Shaun the Sheep, ABC3, 4.50pm
BRAVO Shaun the Sheep. For showing us that humans and farm animals can live together in some kind of freaky harmony. For showing us that sheep love sitting on the couch in front of a big-screen TV just like the rest of us. For generously giving of themselves so the farmer can wear a nice woolly jumper. For all of this I say: ''I love ewes all.'' In this sweet and silly episode, there's a traffic jam on the farm and the flock finds novel ways to cope with the mess. It's nice to watch a kids' show that has nothing to teach us, apart from the fact that some animals are more equal than others.
The Pillars of the Earth, ABC1, 8.30pm
GAWD, if I see another heaving bosom or head cleaved in two by a sword I shall vomit up my mead. Herein lies another ''sweeping epic'' from times of yore, where the blood doth flow, the ladies doth bend over and the suckling pig is verily roasted.

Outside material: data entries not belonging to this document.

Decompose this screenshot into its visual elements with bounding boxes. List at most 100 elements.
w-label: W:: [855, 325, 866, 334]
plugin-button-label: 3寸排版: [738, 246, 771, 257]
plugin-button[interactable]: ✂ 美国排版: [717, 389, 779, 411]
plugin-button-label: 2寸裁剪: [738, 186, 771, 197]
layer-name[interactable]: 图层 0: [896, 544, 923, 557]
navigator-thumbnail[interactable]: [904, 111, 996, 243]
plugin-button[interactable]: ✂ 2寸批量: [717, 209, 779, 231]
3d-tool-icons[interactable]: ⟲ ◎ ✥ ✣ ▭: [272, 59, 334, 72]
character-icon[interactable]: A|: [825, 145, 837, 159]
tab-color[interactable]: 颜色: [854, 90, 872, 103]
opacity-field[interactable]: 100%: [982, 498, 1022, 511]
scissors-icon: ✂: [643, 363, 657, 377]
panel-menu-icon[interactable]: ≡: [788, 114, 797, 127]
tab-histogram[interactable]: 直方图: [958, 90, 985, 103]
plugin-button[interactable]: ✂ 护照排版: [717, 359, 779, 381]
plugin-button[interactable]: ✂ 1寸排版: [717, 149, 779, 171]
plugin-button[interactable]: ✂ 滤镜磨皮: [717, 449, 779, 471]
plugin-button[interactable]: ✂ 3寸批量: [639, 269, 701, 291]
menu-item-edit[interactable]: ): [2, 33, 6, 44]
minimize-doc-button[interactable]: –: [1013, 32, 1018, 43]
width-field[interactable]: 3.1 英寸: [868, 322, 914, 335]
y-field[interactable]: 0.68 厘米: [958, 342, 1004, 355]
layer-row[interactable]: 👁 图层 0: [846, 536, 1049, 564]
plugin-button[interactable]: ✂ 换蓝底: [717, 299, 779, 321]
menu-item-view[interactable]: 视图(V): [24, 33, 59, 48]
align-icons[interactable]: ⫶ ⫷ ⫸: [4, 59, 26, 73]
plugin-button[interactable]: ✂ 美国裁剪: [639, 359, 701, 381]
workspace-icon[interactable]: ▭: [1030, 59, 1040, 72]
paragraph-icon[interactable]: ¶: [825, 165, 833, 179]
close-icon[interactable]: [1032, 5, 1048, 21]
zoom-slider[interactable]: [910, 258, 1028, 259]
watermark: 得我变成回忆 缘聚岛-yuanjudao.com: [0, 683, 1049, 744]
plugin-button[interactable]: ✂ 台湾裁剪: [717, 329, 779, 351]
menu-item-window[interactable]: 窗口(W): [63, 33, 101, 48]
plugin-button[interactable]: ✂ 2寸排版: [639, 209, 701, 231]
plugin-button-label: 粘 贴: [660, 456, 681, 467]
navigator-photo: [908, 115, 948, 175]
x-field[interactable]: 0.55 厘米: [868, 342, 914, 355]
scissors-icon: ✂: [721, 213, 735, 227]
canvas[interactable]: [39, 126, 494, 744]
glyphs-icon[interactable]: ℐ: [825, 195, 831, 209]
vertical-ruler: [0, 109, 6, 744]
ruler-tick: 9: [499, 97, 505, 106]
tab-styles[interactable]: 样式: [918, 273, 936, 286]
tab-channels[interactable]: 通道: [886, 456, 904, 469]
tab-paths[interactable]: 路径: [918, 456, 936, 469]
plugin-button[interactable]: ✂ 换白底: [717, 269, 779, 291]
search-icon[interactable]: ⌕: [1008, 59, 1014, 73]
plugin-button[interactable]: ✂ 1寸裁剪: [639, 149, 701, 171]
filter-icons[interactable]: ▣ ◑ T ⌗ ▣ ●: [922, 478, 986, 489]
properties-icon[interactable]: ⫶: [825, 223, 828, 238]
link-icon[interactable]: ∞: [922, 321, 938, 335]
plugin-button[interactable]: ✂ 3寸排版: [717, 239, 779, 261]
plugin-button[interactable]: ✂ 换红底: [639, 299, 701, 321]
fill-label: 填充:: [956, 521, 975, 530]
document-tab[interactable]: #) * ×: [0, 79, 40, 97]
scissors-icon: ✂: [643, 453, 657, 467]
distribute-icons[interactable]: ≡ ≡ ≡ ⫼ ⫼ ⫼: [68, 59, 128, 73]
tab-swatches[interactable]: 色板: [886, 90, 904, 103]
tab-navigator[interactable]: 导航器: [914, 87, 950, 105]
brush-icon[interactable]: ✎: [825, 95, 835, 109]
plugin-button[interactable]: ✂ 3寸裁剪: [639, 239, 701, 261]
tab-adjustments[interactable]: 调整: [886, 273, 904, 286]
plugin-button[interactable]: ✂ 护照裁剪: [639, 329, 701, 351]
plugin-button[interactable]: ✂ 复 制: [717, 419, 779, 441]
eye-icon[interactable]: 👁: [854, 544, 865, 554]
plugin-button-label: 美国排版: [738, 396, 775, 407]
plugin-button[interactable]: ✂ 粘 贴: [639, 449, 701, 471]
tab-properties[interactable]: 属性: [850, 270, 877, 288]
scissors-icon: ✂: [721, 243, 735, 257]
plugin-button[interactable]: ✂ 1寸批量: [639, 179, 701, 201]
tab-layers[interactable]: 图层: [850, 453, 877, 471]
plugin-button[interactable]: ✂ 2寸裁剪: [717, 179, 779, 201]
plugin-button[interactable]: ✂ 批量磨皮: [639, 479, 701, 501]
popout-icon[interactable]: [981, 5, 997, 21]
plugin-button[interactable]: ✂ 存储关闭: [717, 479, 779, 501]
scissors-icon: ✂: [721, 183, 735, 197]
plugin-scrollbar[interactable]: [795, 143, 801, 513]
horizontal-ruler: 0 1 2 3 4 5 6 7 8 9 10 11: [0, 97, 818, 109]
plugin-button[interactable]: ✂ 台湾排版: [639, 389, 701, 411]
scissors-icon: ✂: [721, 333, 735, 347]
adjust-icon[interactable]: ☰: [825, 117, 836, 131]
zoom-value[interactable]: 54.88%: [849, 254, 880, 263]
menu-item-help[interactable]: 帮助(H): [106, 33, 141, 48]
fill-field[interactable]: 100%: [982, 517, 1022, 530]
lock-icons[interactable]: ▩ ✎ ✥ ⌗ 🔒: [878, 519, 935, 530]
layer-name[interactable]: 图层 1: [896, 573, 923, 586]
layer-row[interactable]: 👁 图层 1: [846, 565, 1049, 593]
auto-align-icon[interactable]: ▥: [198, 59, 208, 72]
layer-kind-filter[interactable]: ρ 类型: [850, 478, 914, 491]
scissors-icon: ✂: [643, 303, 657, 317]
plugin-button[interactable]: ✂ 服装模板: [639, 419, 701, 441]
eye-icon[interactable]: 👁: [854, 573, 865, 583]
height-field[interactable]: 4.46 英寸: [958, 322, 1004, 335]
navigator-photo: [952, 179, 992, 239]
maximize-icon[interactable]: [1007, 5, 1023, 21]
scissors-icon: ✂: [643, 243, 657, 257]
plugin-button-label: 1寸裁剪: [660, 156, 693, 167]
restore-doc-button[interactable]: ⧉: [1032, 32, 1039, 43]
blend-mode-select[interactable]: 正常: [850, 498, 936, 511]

This series was adapted from the popular Ken Follett novel about 12th-century schemers and dreamers. It is like Game of Thrones, but without the dwarfs, dragons or gratuitous lesbian sex, and thus not nearly so entertaining. This episode catapults into mediaeval cliche at times, with shots of drunken oafs, street jugglers, plotting priests and head slinging. Speaking of which, Donald Sutherland makes a brief appearance before being summarily dispatched. The director seems overwhelmed by the scale of the plot, jumping in panic from scene to scene like a knight in a swimming pool. Deadwood's Ian McShane does his best playing a man of the cloth, but is waylaid by stilted dialogue and a bad haircut. And why is every man propped up by a more powerful, machiavellian mother? Who would have thought feminism's heyday was in the Middle Ages?
Toomelah, NITV, 9.40pm
''EVERY c--- always in a hurry to go nowhere.'' That could well be the slogan for the former Aboriginal mission of Toomelah, in inland NSW. There's no joy or profit in this forsaken town. Even the local drug dealer lives in a broken-down caravan. Ivan Sen's raw drama follows the sorry story of 10-year old Daniel, who wants to be a criminal but may have too much heart for the job. Most of the actors are untrained, which works for and against this 2011 feature. Some lines are stilted and the interplay distractingly forced. The film works best when Daniel is allowed to stay silent, surrounded by the seemingly impenetrable muck and rot. Sen offers a glimpse of a happy ending, but it's a hard slog. The jittery camera and glacial pace make it a tough commitment. I wondered whether the material would have been better served by a documentary.